Well, we are here. I don’t mind too much that you will come and find me and dead me because the ferry here is a expensive and not very reliable. It’s likely that by the the you got here we would be long gone. Besides. The door is locked. Because I am a nervous type person even in a community of 16, 000.

Today we were going to go for a hike that everyone compares to Lord of the Rings. We drove forever up a logging road. And drove. And drove. And drove. We never did find the right place. So we turned around and came back and my husband got a coffee and I went to a second hand book store. Later we went out for Indian food and oh, beautiful life! It was so good and I don’t think I will have to eat again ever again because I am sufficiently sophonsified.

I feel sad today. The chaos that my stepdaughter has brought into our life has been so upsetting. There is no way that this is going to turn out okay no matter what happens. And you are all going to think I am selfish and awful because I think that myself but I don’t have it in me to raise a 4 year old. I hate myself for feeling that way. It isn’t just taking on a child but having to parent until I’m 60. It feels like I am just getting my life back now. I am so tired now. How will I have the energy to deal with a kindergartener and PTA and piano lessons and swimming lessons and homework and sleepovers and school lunches and head lice and dentist appointments and overdue library books and all the things I did so well in my 20’s and 30’s?

I’m tired. So tired.

That’s all. My husband is going to watch a documentary on The Rolling Stones.

11 thoughts on “

  1. Well I just read and got all caught up from Sept 10 forward. What a lovely trip and I LOVE book stores too!! We have an old one in our town…that sounds similar to your’s. I am so sorry about the step daughters troubles. I hope that that can all get worked out. You would most definitely be a wonderful g-ma to her daughter if she would let you….she doesn’t know what she is missing! Your son sounds really good….I am so happy about that. And your daughter’s text….so sweet. when they seek us out because they want to, not because they need something or have to or feel obligated…..is truly such a precious gift.

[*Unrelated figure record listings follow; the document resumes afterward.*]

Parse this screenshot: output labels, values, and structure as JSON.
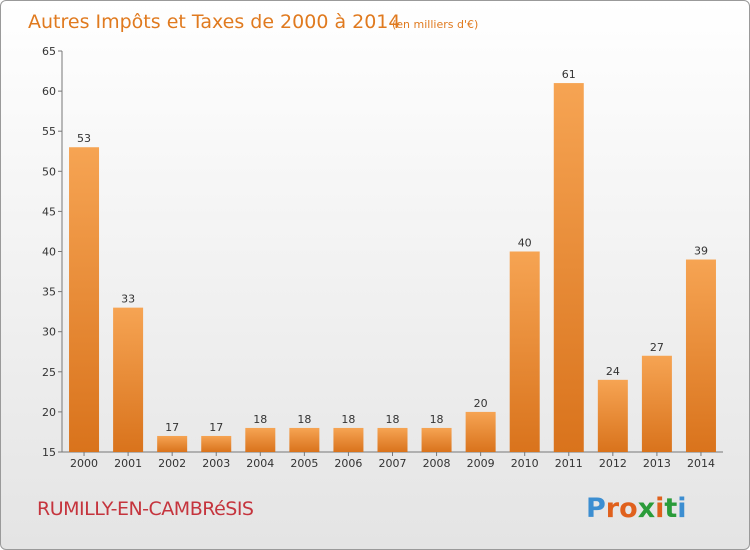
{
  "chart_data": {
    "type": "bar",
    "title": "Autres Impôts et Taxes de 2000 à 2014",
    "subtitle": "(en milliers d'€)",
    "categories": [
      "2000",
      "2001",
      "2002",
      "2003",
      "2004",
      "2005",
      "2006",
      "2007",
      "2008",
      "2009",
      "2010",
      "2011",
      "2012",
      "2013",
      "2014"
    ],
    "values": [
      53,
      33,
      17,
      17,
      18,
      18,
      18,
      18,
      18,
      20,
      40,
      61,
      24,
      27,
      39
    ],
    "ylim": [
      15,
      65
    ],
    "yticks": [
      15,
      20,
      25,
      30,
      35,
      40,
      45,
      50,
      55,
      60,
      65
    ],
    "grid": false,
    "bar_color_top": "#f6a453",
    "bar_color_bottom": "#d9731c"
  },
  "footer": {
    "place": "RUMILLY-EN-CAMBRéSIS",
    "logo": "Proxiti",
    "logo_colors": [
      "#3c8ed1",
      "#e0611d",
      "#e0611d",
      "#2b9c3a",
      "#e0611d",
      "#2b9c3a",
      "#3c8ed1"
    ]
  }
}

  2. I am glad that you are away. Even gladder that you are sufficiently sophonsified.
    I really, really hope you aren’t be called on to take on the care of a 4 year old. It is a huge ask. Sometimes I think that parenting is a job for super heroes. Young super heroes.
    Heartfelt hugs and oceans of caring.

  3. Oh Birdie!! My wonderful father-in-law used to use that phrase, sufficiently sophonsified. I think I need to back up and read your previous post so I get a full understanding of what’s going on (or not going to go on) in your life. The prospect of raising a young child again would be daunting to say the least! -Jenn

  4. Oh boy, we try so hard to shape our lives, enjoy the consequences of our hard work and then family step in and take over our ship. What ever happens, I am sure it will be best, but I bet you and this little 4-year-old would be fantastic for each other.

  5. Oh honey. No. This is not your job.
    Easy for me to say, right?
    I’m so sorry that this is an issue because I know you are so torn about it but honestly- it is not your responsibility.
    I love the word “sophonsified.” It’s perfect!
    And that inn looks pretty perfect too.

  6. I was just in Powell River last month. We went to Palm Beach, what a beautiful beach.

    I’m sorry about your stepdaughter. It is horrible stressful and I hate to see children suffer. It breaks my heart.

  7. So many of my friends are raising their grandchildren. I do not see how they do it. Thankfully that has not happened in my family…so far. Glad you are having a nice tripl

  8. Why is it that kids come back into our lives just at the wrong time. The only thing you can do is accept it for what it is and live your life. Who knows, your step-grandaughter could be something good in your life.

  9. If you and your husband do end up having to take custody of your step-daughter’s child, your husband can be the main caregiver and parent. He’s retired now, I believe, so he’s got the time. Plus I think you said in the past that he raised his own kids as the main parent. There’s no need for all this to fall on you, or even mainly on you. Nor should it, quite frankly. Your husband should step up. Goodness, I’m opinionated today, aren’t I?

  10. It sounds terribly stressful in your family. What a terrible position to be in. You are not obligated to raise this child. This is something that you and your husband should discuss carefully. I agree with what Debra said above. If you do decide to take on this responsibility, it shouldn’t have to fall on you.